A list of relevant years:
The Giants are in their 56th season in San Francisco.They've finished in last place five times. It's going to happen more over the coming decades because the divisions have fewer teams, but the larger point still stands: The Giants don't finish in last place very often. Some teams make a habit of it. The Astros finished in last place twice last year. The Giants, he typed with his nose in the air, simply don't do last place.
So think of this as a playoff series, then. The Giants are a game ahead of the Padres, and they would like to stay ahead for the rest of the season. Don't worry about the Padres getting a higher pick. They'll just screw it up. No, the goal is to watch the Giants finish anywhere other than last place, so this is a playoff series. The final series of the year has a chance to be one, too. Which means we have to treat them differently.
- Going with the full ceremonial bunting would be a little much, but how about a bunch of stickers around the perimeter? Red-white-and-blue stickers if you have them, but any stickers would be a nice touch. "Skateboarding is not a crime." "Keep Tahoe Blue." Anything at all would be a nice balance between nothing and the ceremonial bunting you get with a playoff series
- There's supposed to be a famous local band singing the National Anthem. San Diego would probably have Jason Mraz. Though they have P.O.D. songs on the telecasts (really!), so maybe that's a better bet.

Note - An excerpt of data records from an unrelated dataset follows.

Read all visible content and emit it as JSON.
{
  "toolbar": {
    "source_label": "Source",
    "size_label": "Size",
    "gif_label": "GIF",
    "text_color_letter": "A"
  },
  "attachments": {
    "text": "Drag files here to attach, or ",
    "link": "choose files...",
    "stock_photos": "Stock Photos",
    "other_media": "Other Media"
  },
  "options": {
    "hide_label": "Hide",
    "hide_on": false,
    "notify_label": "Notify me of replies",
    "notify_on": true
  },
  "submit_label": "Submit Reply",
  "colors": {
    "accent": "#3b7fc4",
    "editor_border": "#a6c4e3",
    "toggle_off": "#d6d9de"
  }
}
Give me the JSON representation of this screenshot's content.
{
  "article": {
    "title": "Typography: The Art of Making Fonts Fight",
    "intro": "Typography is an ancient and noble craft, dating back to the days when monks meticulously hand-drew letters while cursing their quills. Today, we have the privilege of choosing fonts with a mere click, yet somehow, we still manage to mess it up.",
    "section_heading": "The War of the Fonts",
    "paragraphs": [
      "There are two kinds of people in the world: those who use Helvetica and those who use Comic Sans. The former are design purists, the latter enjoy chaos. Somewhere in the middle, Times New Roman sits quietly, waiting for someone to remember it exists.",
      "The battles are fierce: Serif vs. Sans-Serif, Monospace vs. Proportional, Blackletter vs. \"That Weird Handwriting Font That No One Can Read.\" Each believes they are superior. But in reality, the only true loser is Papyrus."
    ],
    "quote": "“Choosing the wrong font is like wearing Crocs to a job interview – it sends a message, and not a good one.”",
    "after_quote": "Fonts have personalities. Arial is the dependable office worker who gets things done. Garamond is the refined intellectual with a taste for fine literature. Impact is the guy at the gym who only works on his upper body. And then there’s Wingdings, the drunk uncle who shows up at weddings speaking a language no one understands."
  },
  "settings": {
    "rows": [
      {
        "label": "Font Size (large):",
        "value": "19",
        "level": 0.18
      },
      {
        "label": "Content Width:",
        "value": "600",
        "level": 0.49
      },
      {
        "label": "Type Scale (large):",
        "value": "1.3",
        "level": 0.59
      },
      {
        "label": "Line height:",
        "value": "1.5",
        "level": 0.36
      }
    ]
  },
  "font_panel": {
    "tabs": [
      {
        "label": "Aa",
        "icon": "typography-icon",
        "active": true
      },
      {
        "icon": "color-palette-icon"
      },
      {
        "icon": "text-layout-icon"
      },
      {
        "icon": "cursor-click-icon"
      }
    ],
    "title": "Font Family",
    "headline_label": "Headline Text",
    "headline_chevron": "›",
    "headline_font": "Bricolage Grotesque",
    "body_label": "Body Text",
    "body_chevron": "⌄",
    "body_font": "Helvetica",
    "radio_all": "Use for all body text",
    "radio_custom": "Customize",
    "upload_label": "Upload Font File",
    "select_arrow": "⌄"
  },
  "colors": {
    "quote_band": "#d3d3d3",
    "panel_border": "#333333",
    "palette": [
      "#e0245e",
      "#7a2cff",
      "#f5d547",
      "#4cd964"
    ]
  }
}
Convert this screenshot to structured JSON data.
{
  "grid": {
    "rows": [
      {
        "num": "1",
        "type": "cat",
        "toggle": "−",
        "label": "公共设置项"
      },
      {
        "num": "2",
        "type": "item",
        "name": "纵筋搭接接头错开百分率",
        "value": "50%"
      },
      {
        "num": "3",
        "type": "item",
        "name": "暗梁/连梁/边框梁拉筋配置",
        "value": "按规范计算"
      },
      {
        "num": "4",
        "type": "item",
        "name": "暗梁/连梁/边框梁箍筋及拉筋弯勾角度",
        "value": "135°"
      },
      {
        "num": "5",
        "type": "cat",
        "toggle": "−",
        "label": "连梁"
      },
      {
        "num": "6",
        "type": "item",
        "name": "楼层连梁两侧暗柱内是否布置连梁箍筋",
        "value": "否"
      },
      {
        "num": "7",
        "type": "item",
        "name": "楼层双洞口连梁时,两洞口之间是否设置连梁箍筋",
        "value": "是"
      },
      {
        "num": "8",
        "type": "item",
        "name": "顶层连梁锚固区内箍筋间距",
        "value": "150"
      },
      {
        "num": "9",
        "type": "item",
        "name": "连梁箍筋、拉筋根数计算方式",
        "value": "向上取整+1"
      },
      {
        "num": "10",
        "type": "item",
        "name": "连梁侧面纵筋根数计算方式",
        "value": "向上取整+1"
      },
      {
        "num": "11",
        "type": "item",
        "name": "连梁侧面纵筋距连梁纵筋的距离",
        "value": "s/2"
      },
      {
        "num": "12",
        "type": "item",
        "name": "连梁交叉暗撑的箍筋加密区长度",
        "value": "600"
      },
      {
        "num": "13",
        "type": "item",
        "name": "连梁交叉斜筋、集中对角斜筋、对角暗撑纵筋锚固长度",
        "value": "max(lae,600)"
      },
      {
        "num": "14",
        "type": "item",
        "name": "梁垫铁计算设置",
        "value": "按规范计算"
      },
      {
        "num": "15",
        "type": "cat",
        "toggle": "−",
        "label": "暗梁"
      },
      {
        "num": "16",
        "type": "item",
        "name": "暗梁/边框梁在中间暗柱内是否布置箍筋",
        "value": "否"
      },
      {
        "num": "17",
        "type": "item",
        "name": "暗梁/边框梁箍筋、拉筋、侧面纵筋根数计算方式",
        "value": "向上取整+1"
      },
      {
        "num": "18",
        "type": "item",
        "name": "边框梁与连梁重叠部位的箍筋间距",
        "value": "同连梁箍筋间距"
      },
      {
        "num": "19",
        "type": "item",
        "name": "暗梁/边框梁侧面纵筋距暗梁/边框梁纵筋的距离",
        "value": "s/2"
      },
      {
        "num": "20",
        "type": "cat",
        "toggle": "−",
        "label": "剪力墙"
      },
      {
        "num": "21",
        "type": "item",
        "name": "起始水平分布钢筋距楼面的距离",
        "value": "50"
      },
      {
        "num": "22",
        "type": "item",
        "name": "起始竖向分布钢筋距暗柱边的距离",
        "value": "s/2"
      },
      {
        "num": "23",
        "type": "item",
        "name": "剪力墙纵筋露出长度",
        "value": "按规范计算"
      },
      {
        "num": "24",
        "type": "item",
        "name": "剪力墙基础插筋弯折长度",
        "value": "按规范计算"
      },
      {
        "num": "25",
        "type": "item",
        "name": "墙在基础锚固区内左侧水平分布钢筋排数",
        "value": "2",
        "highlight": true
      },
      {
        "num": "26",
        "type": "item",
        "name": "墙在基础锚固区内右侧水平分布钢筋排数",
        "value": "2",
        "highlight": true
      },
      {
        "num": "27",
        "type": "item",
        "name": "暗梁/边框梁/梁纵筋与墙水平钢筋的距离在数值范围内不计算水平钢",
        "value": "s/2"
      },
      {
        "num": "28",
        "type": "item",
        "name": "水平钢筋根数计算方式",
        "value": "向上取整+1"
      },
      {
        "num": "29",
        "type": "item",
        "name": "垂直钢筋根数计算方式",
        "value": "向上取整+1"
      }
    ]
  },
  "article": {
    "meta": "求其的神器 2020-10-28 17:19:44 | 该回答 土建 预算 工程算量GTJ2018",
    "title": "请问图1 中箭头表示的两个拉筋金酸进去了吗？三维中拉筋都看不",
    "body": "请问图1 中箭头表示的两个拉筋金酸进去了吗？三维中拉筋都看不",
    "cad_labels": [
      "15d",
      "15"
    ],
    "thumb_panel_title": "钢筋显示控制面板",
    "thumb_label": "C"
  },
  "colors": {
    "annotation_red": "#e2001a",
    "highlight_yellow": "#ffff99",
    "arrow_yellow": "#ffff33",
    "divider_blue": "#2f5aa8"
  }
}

But I don't know if they can really sing. Let's just look through this list and … oh, Ratt. The National Anthem can be sung by Stephen Pearcy from Ratt. Their most famous album? Out of the Cellar. Beautiful.
- Or Iron Butterfly could sing a nine-minute version of the Anthem with a drum solo
- The Giants could just get Train or some crap
- It would be over the top to get some fighter jets to fly over the park, but what about some doves or pigeons spray painted red, white, and blue and thrown off the top deck? The fans could all make the plane noises with their mouths. Nrrrrrrrrrooooowwww.
Stupid ideas? Every last one. But it's a playoff series, dang it. Of sorts. If you're being sad and depressing. But I don't want the Giants to finish in last place. Winning some games against the Padres would help their goal of avoiding that. This is the most important series of the year.
Maybe the mayor of San Diego could throw out the first pitch. Little touches like that would go a long way. Whoops, that last sentence in the context of San Diego's mayor was probably a bad idea. But while this might seem like a dreadful, boring series between two boring teams that are out of it, it isn't. Welcome to the playoffs, everyone. Fourth place, here we come! I'm a gonna buy all the fourth-place commemorative sweatshirts if they win this thing.
Hitter to watch
In an alternate dimension, the Giants made a huge trade for Chase Headley. The tendrils of suck from that deal are ripping through the fabric of space and time, and they're affecting him in this dimension. Sorry, Chase. But it wasn't the Giants' year in that dimension, either, and it screwed you somehow.
Pitcher to watch
You'll miss the Barry Zito Era when it's over. Savor it now.
Okay, fine. Boring baseball. This isn't the postseason. I tried. But I can't fake it any longer. Padres/Giants games put me in a bad mood.